One of Indy’s premiere big firms, Ice Miller was hired by Walter Berger, an employee of Emmis Broadcasting Co., to help him in a senior management employment contract in 2002. Emmis had suggested Ice Miller to Berger. In 2005 Berger renewed that contract with Emmis, then several months later left Emmis to go to work for CBS Radio, Inc. Emmis did not like that, hired their lawyers, Another of Indy’s top big firms, Barnes & Thornburg to sue CBS for hiring Berger, (USDC, So. IN, Case No. 1:06-cv-0920) then it discharged B&T and hired Ice Miller to represent it in the case.

Ice shows up in the suit, and CBS and Berger demand it get out of the case due to an alleged conflict of interest. Ice, showing an incredible amount of chutzpah, lashed back with several defenses and a couple of accusations (which to an outsider read like they were based on client confidences), including that there is no conflict because “it is clear” that Berger breached the Emmis contract. The facts and issues were well briefed by both sides (materials in the ICLEF book) and Federal Judge Larry J. McKinney wrote a great explanation of the tests and the considerations involved in a DQ motion, in his 14 page Order. It is available on Pacer, or through Westlaw($$$).

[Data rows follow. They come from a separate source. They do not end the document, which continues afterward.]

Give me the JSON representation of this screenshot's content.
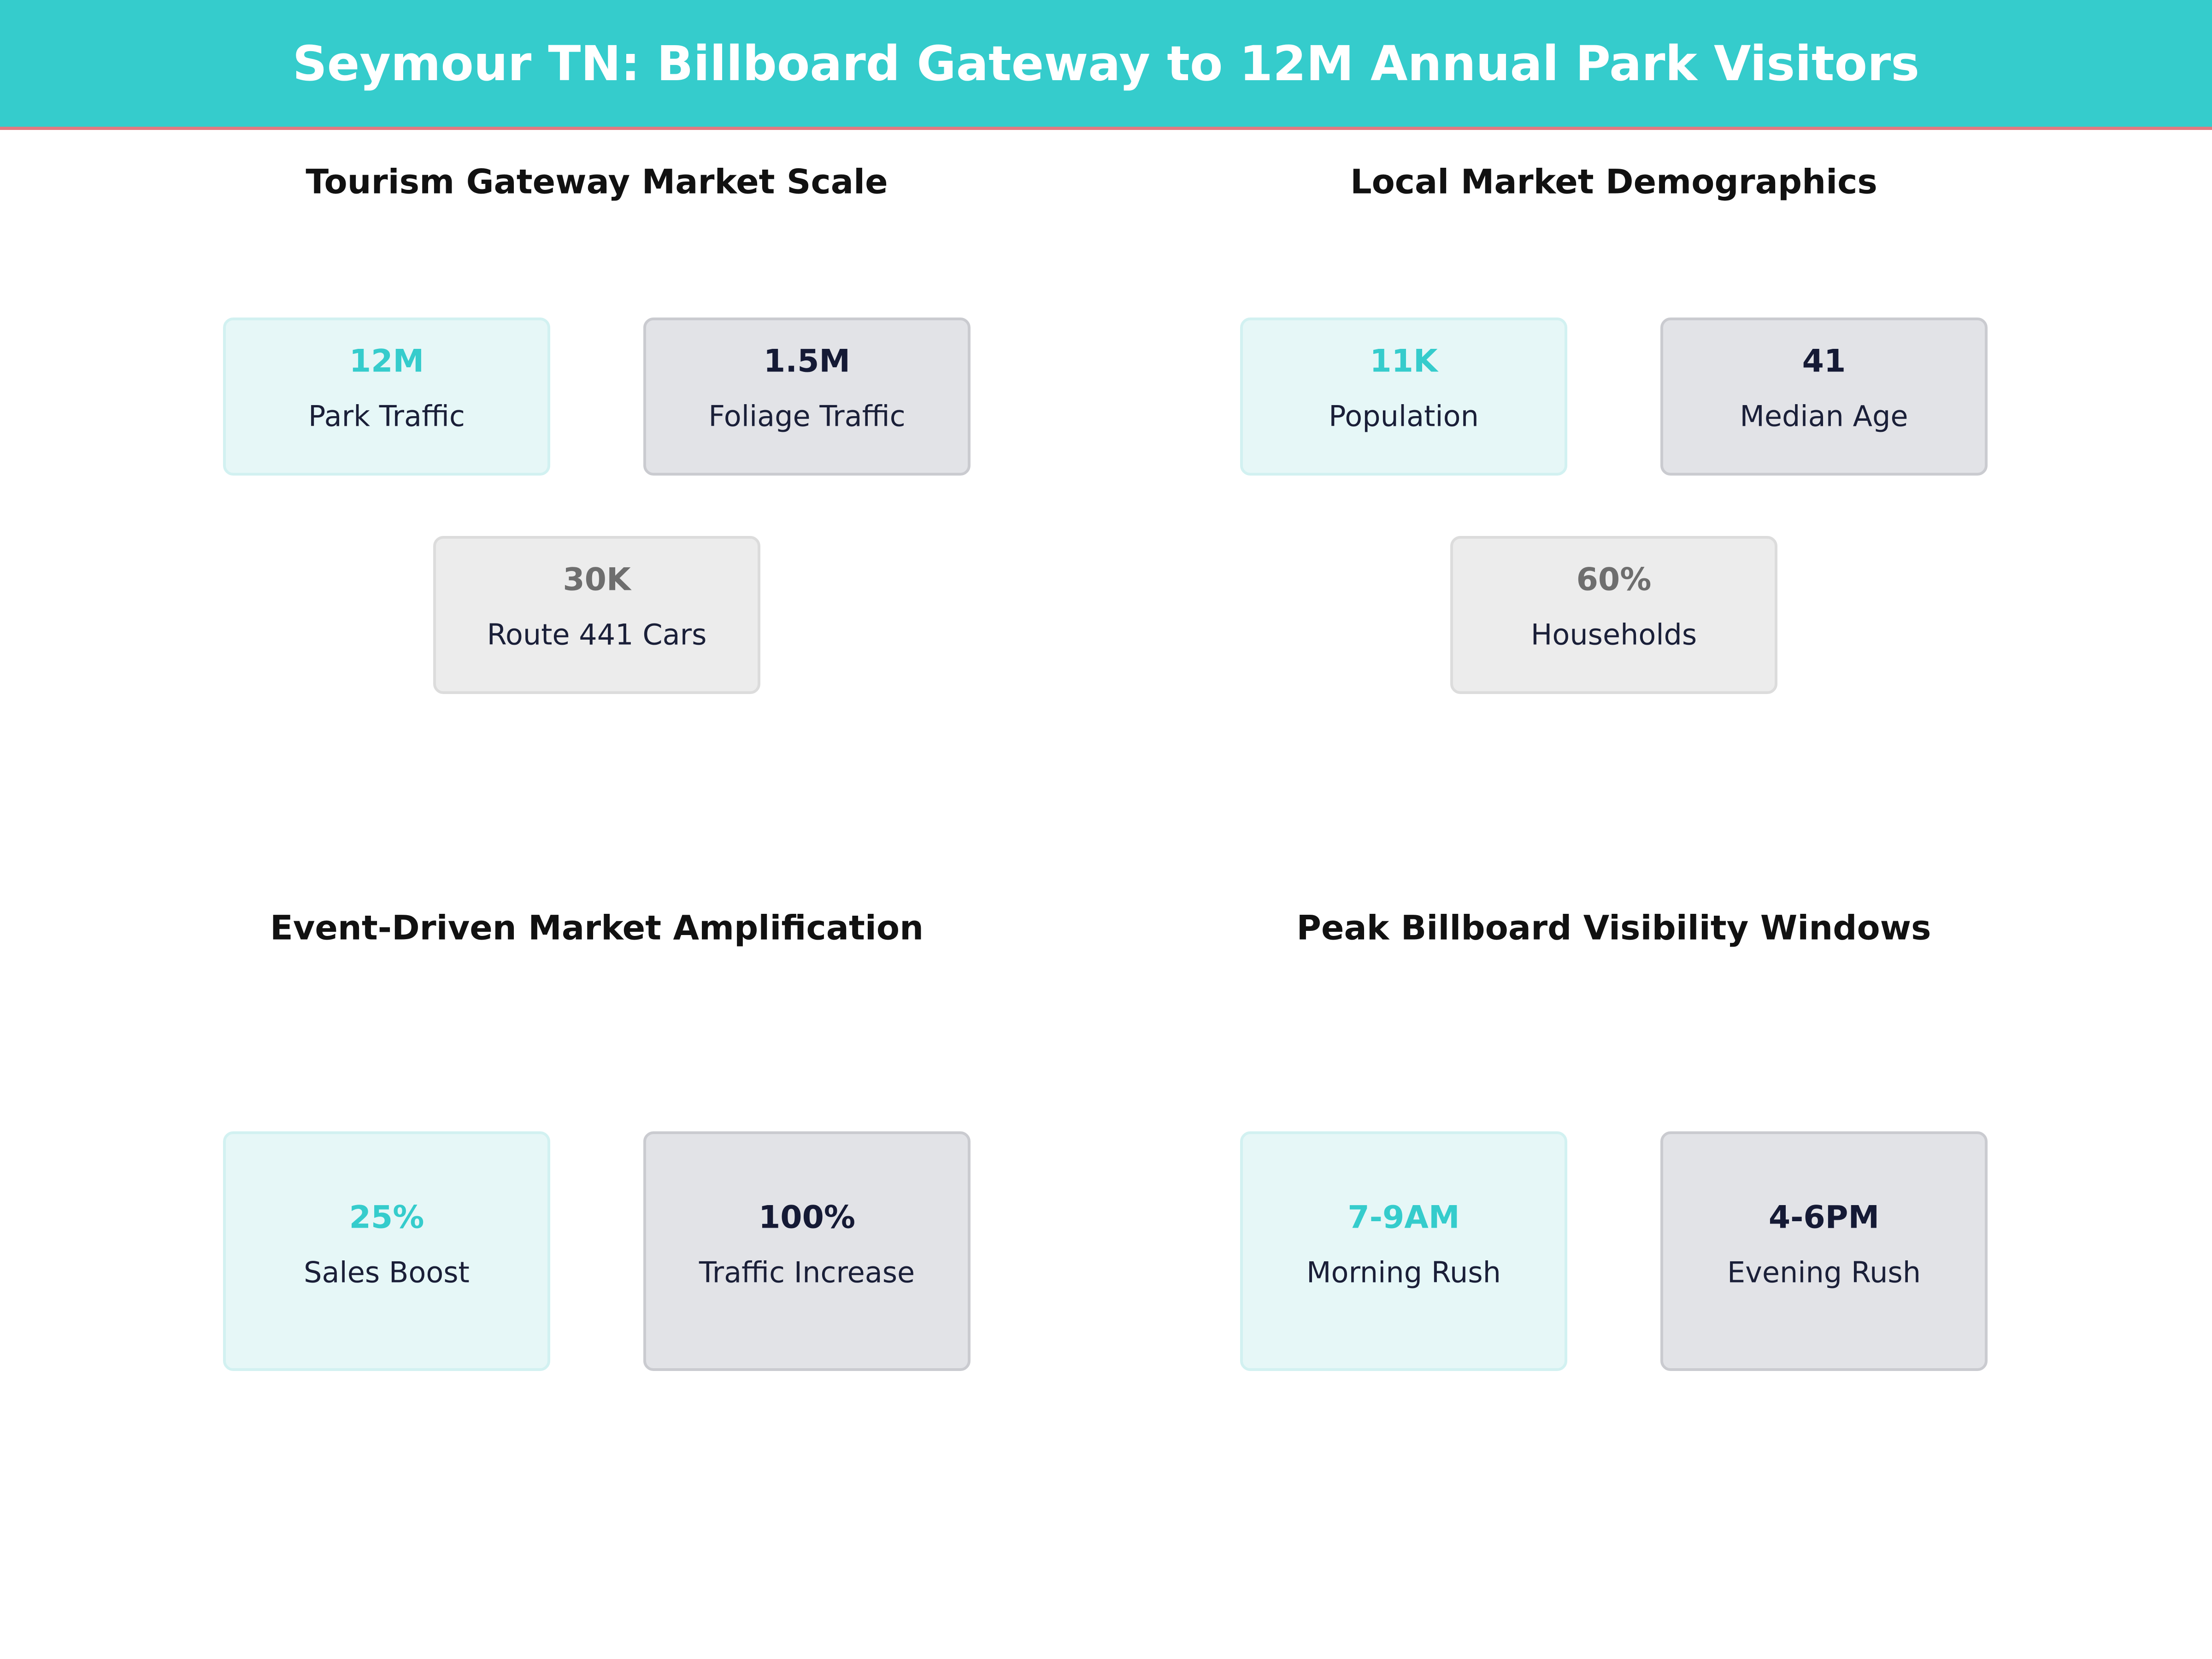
{
  "header": {
    "title": "Seymour TN: Billboard Gateway to 12M Annual Park Visitors"
  },
  "panels": [
    {
      "title": "Tourism Gateway Market Scale",
      "cards": [
        {
          "value": "12M",
          "label": "Park Traffic"
        },
        {
          "value": "1.5M",
          "label": "Foliage Traffic"
        },
        {
          "value": "30K",
          "label": "Route 441 Cars"
        }
      ]
    },
    {
      "title": "Local Market Demographics",
      "cards": [
        {
          "value": "11K",
          "label": "Population"
        },
        {
          "value": "41",
          "label": "Median Age"
        },
        {
          "value": "60%",
          "label": "Households"
        }
      ]
    },
    {
      "title": "Event-Driven Market Amplification",
      "cards": [
        {
          "value": "25%",
          "label": "Sales Boost"
        },
        {
          "value": "100%",
          "label": "Traffic Increase"
        }
      ]
    },
    {
      "title": "Peak Billboard Visibility Windows",
      "cards": [
        {
          "value": "7-9AM",
          "label": "Morning Rush"
        },
        {
          "value": "4-6PM",
          "label": "Evening Rush"
        }
      ]
    }
  ]
}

Bottom line, loyalty is paramount, the issues are looked at from the client’s POV, and while case dicta and commentary makes it sound tough for the clients to prevail, in reality it is hard for a lawyer to win on this issue. There are a few outlier cases, but from my study, the issue, once raised, should be seen in the practical light of “how much is it worth to fight this issue, plus the possible ethics complaint, if you win? Is there enough in the case to pay all that?”  After looking at that, you should consider the option to prepare that Motion to Withdraw and have a talk with your now ex-client.